The country is certainly not rich, but what stun me is how nice people are. There are basically very few beggars, and when I mean few, I mean very few! People are smiling, helping for directions, and negociating a taxi fare is not that difficult. I'm amazed by the serenity and level of happiness around, even in this quite austere environment. I can declare it easily, Nepalese people are wonderfully nice and smiling. So if you come here, it may not be much for the buidlings, but more certainly for the nature...but do not forget, you will encounter amazing people!

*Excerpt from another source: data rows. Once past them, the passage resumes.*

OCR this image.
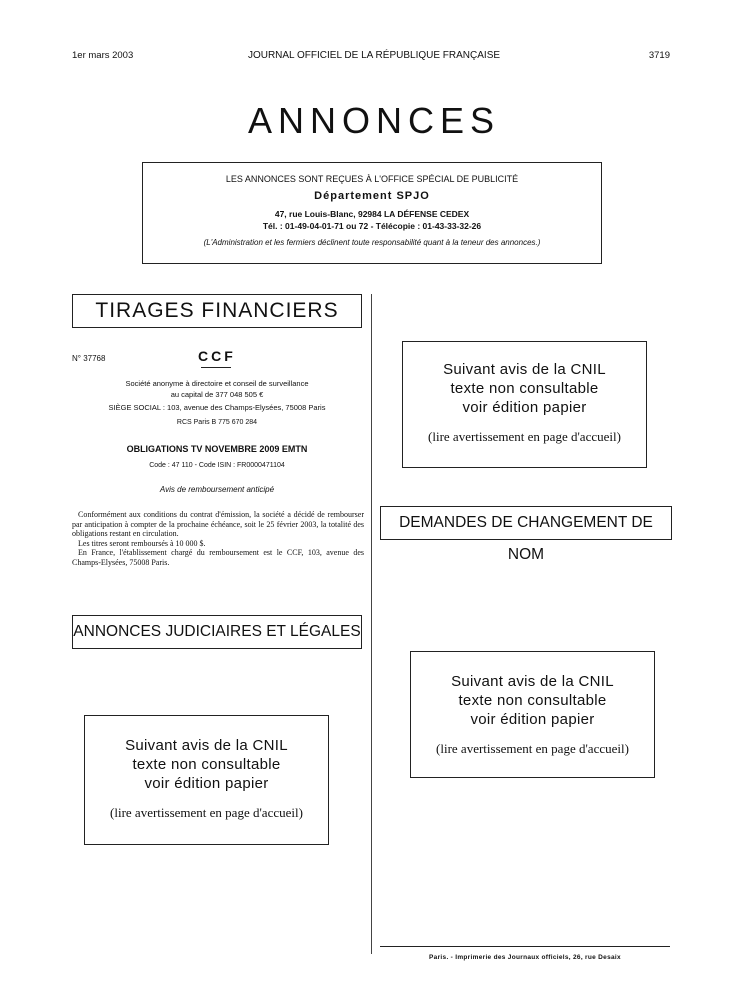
1er mars 2003	JOURNAL OFFICIEL DE LA RÉPUBLIQUE FRANÇAISE	3719
ANNONCES
LES ANNONCES SONT REÇUES À L'OFFICE SPÉCIAL DE PUBLICITÉ
Département SPJO
47, rue Louis-Blanc, 92984 LA DÉFENSE CEDEX
Tél. : 01-49-04-01-71 ou 72 - Télécopie : 01-43-33-32-26
(L'Administration et les fermiers déclinent toute responsabilité quant à la teneur des annonces.)
TIRAGES FINANCIERS
DEMANDES DE CHANGEMENT DE NOM
ANNONCES JUDICIAIRES ET LÉGALES
N° 37768	CCF
Société anonyme à directoire et conseil de surveillance
au capital de 377 048 505 €
SIÈGE SOCIAL : 103, avenue des Champs-Elysées, 75008 Paris
RCS Paris B 775 670 284
OBLIGATIONS TV NOVEMBRE 2009 EMTN
Code : 47 110 - Code ISIN : FR0000471104
Avis de remboursement anticipé

Conformément aux conditions du contrat d'émission, la société a décidé de rembourser par anticipation à compter de la prochaine échéance, soit le 25 février 2003, la totalité des obligations restant en circulation.

Les titres seront remboursés à 10 000 $.

En France, l'établissement chargé du remboursement est le CCF, 103, avenue des Champs-Elysées, 75008 Paris.

Suivant avis de la CNIL
texte non consultable
voir édition papier
(lire avertissement en page d'accueil)
Suivant avis de la CNIL
texte non consultable
voir édition papier
(lire avertissement en page d'accueil)
Suivant avis de la CNIL
texte non consultable
voir édition papier
(lire avertissement en page d'accueil)
Paris. - Imprimerie des Journaux officiels, 26, rue Desaix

On our last day, we spent our morning in Bhaktapur, but this alone will need a single blog entry. After that, we made our way to the airport, or to be more precise, next to the airport. We did play golf at the Royal Nepal Golf Course. The course date back to 1917.
Only 9 holes, not amazing conditions, but very nice design...and one more time, very nice people. This is one more country in which I play golf, bringing the count to (if I'm correct) 34 countries in which I hit the fairways.
We did not sleep in Thamel to avoid the tourists and were very happy to be able to spend a nice night out of the noise and pollution in the outskirts of the city. This is a first blog for Nepal, next one, we are hitting the road north-east, right next to Tibet.
Nepal, one more country for us, but a place where I already know we will be back one day.